Catching up with Dick Batchelor as Run for the Children hits 30-year mark
This weekend, the Dick Batchelor Run for the Children marks the 30-year milestone.
That's about the same amount of time Batchelor has been out of public office, though he manages to keep a higher profile than some current state house representatives with lots of air time as a political analyst.
What else is the race's namesake up to these days?
I caught up with him recently — while he was on a Tallahassee-bound Greyhound bus.
It turns out that the politician-turned-lobbyist and businessman occasionally opts for the bus so he doesn't waste time when he travels.
"I could have flown … spending nonproductive hours (without phone service) or take the bus and complete five hours of uninterrupted reading and emailing," he wrote in an e-mail from somewhere along Interstate 10.
He even admits that he's always embarrassed to submit his bus expenses to clients in fear that they might "think I am a bit off," but says he's obsessed with the efficiencies of time management.
Perhaps he needs the extra time to keep up with one interesting client he's taken on recently. After all, I can't picture the folks at 5-Hour Energy, makers of the seen-on-TV drink, as a subdued bunch.
Batchelor helped the Michigan-based company hire and manage its federal lobbyists and recently helped it ink a deal to advertise in the AARP's magazines, a key demographic for 5-Hour Energy.
Batchelor, a Democrat, may be known as a former state legislator who, in 1982, ran for Congress and lost to Bill McCollum before parlaying his politics into a lobbying career.
But these days he says a lot of what he does falls more into the category of "business development" and "connecting the dots with members of the been-there-done-that club."
Child advocacy remains his passion. The race scheduled for Saturday raises money for the Howard Phillips Center for Children and Families, part of the Orlando Health hospital system.

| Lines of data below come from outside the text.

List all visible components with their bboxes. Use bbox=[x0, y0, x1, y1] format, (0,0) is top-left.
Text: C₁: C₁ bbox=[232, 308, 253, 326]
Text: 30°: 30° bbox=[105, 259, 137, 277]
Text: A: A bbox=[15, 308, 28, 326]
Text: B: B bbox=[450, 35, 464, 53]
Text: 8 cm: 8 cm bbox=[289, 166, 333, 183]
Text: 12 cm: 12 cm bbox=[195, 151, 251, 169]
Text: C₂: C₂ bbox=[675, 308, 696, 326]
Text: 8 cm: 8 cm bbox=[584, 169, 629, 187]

Batchelor says competing system Florida Hospital, where he serves as chairman of its foundation and Florida Hospital for Children boards, considers the race a "pre-existing condition."
The run will be held for the first time at Universal Orlando, a request made by Universal executive Jan Stratton shortly before her death in November. Under her leadership, Batchelor said, Universal became a big sponsor of the race as well as the Howard Phillips Center.
Batchelor hasn't run in his race for years thanks to a bum knee. But don't worry, he won't be taking the Greyhound to the finish line.
"I'm the guy walking around with the clipboard," he said. "I'm the big cheerleader."